Enfin, la CRE définit les prestations dont le coût est couvert par le te tarif ATRD de GRDF, précise les quatre options comprises dans le tarif et reconduit l’indexation sur l’inflation effectivement constatée et cumulée entre 2018 et l’année précédant la mise à jour tarifaire des montants définis par la délibération du 26 octobre 2017.

Cette délibération a été soumise pour avis au Conseil supérieur de l’énergie.

Délibérations portant décision sur le tarif d’utilisation des réseaux de transport de gaz naturel de GRTgaz et Teréga et le tarif d’utilisation des infrastructures de stockage souterrain de gaz naturel de Storengy, Teréga et Géométhane

Par deux délibérations du 30 janvier 2024, la CRE, après avis du Conseil supérieur de l’énergie du 25 janvier 2024, fixe le nouveau tarif d’utilisation des réseaux de transport de gaz (ATRT8) et le nouveau tarif d’utilisation des infrastructures de stockage souterrain de gaz (ATS3).

Le nouveau tarif ATRT8 s’applique aux réseaux de transport de gaz naturel de GRTgaz et Teréga et le nouveau tarif ATS3 aux stockages souterrains de gaz de Storengy, Teréga et Géomethane, pour une durée d’environ quatre ans.

Ayant constaté que le cadre de régulation incitative fonctionne bien et ne nécessite que des améliorations à la marge afin de prendre en compte les évolutions du système gazier, la CRE reconduit, pour l’ATRT8 et l’ATS3, les principaux mécanismes en vigueur dans l’ATRT7 et l’ATS2 en les ajustant quand nécessaire.

Les charges à couvrir pour l’ATRT8 et l’ATS3 augmentent, mais les niveaux atteints ont été limités par la CRE par rapport aux demandes initiales des opérateurs.

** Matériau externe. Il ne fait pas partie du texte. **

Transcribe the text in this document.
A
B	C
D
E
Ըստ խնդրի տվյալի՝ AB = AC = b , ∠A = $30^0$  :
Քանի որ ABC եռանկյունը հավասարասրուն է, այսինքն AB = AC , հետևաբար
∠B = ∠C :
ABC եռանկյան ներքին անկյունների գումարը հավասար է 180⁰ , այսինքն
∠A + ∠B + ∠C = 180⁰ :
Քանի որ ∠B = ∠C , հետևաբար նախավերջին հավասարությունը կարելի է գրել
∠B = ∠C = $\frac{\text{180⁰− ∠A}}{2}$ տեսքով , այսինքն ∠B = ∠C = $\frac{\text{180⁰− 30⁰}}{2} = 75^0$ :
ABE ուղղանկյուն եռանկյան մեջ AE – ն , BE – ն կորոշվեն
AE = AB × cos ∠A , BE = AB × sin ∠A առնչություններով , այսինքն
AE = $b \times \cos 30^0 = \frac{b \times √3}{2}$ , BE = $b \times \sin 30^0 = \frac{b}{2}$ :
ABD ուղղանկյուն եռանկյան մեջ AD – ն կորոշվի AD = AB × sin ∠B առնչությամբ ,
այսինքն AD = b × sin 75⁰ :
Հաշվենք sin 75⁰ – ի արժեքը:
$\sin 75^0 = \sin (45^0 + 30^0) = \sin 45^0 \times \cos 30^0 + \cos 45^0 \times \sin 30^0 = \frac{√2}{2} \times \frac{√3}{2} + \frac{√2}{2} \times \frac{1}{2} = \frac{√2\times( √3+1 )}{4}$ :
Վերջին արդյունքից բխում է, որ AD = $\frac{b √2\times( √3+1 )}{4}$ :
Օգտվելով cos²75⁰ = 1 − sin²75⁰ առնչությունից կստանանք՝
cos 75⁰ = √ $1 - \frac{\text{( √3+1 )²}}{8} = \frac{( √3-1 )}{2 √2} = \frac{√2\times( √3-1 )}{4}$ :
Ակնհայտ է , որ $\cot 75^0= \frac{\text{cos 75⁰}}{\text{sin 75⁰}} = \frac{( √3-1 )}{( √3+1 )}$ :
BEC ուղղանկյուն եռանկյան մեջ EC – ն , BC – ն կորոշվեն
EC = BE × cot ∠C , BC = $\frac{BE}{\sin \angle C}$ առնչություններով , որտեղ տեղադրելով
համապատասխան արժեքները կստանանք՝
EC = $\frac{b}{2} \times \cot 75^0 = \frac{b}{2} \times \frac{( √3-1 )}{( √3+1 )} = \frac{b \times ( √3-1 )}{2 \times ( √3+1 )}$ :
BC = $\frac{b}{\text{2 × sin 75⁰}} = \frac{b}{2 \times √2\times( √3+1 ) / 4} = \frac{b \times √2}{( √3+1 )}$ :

Elles se décomposent ainsi :

  • pour le tarif ATRT8 : + 8 % par rapport au niveau réalisé en 2022 (soit 2 267 M€ par an en moyenne pour l’ensemble des opérateurs) ;
  • pour le tarif ATS3 : + 20 % par rapport au niveau réalisé en 2022 (soit 849 M€ par an en moyenne pour l’ensemble des opérateurs).

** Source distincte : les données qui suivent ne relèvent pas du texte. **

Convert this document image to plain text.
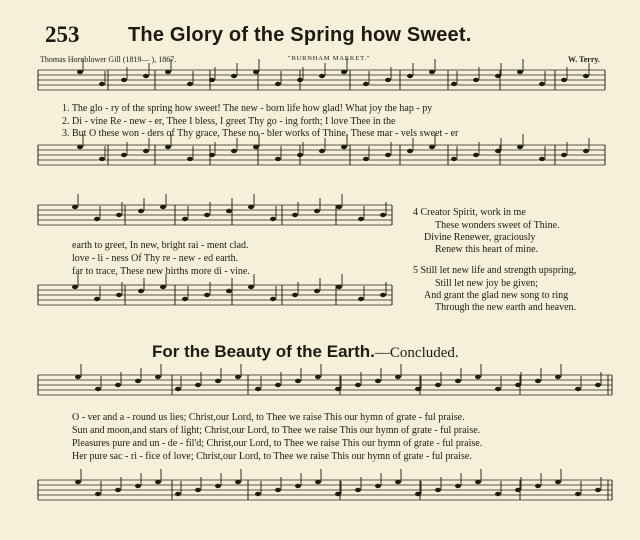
253 The Glory of the Spring how Sweet.
Thomas Hornblower Gill (1819— ), 1867.	"BURNHAM MARKET."	W. Terry.
1. The glo - ry of the spring how sweet! The new - born life how glad! What joy the hap - py
2. Di - vine Re - new - er, Thee I bless, I greet Thy go - ing forth; I love Thee in the
3. But O these won - ders of Thy grace, These no - bler works of Thine, These mar - vels sweet - er
earth to greet, In new, bright rai - ment clad.
love - li - ness Of Thy re - new - ed earth.
far to trace, These new births more di - vine.
4 Creator Spirit, work in me
These wonders sweet of Thine.
Divine Renewer, graciously
Renew this heart of mine.
5 Still let new life and strength upspring,
Still let new joy be given;
And grant the glad new song to ring
Through the new earth and heaven.
For the Beauty of the Earth.—Concluded.
O - ver and a - round us lies; Christ,our Lord, to Thee we raise This our hymn of grate - ful praise.
Sun and moon,and stars of light; Christ,our Lord, to Thee we raise This our hymn of grate - ful praise.
Pleasures pure and un - de - fil'd; Christ,our Lord, to Thee we raise This our hymn of grate - ful praise.
Her pure sac - ri - fice of love; Christ,our Lord, to Thee we raise This our hymn of grate - ful praise.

Le niveau moyen des charges nettes d’exploitation retenu s’élève à (i) pour l’ATRT8, 928 M€/an pour GRTgaz et 78 M€/an pour Teréga (respectivement 684 M€/an et 67 M€/an hors « achats système ») et (ii) pour l’ATS3, à 207 M€/an pour Storengy, 57 M€/an pour Teréga et 20 M€/an Géométhane (respectivement 164 M€/an, 43 M€/an et 18 M€/an hors « achats système »).

Le niveau moyen des charges de capital à couvrir s’élève en moyenne à (i) pour l’ATRT8, 1 072 M€ /an pour GRTgaz, 188 M€ /an pour Teréga et, (ii) pour la période ATS3, 409 M€ /an pour Storengy, 119 M€ /an pour Teréga et 36 M€ pour Géométhane.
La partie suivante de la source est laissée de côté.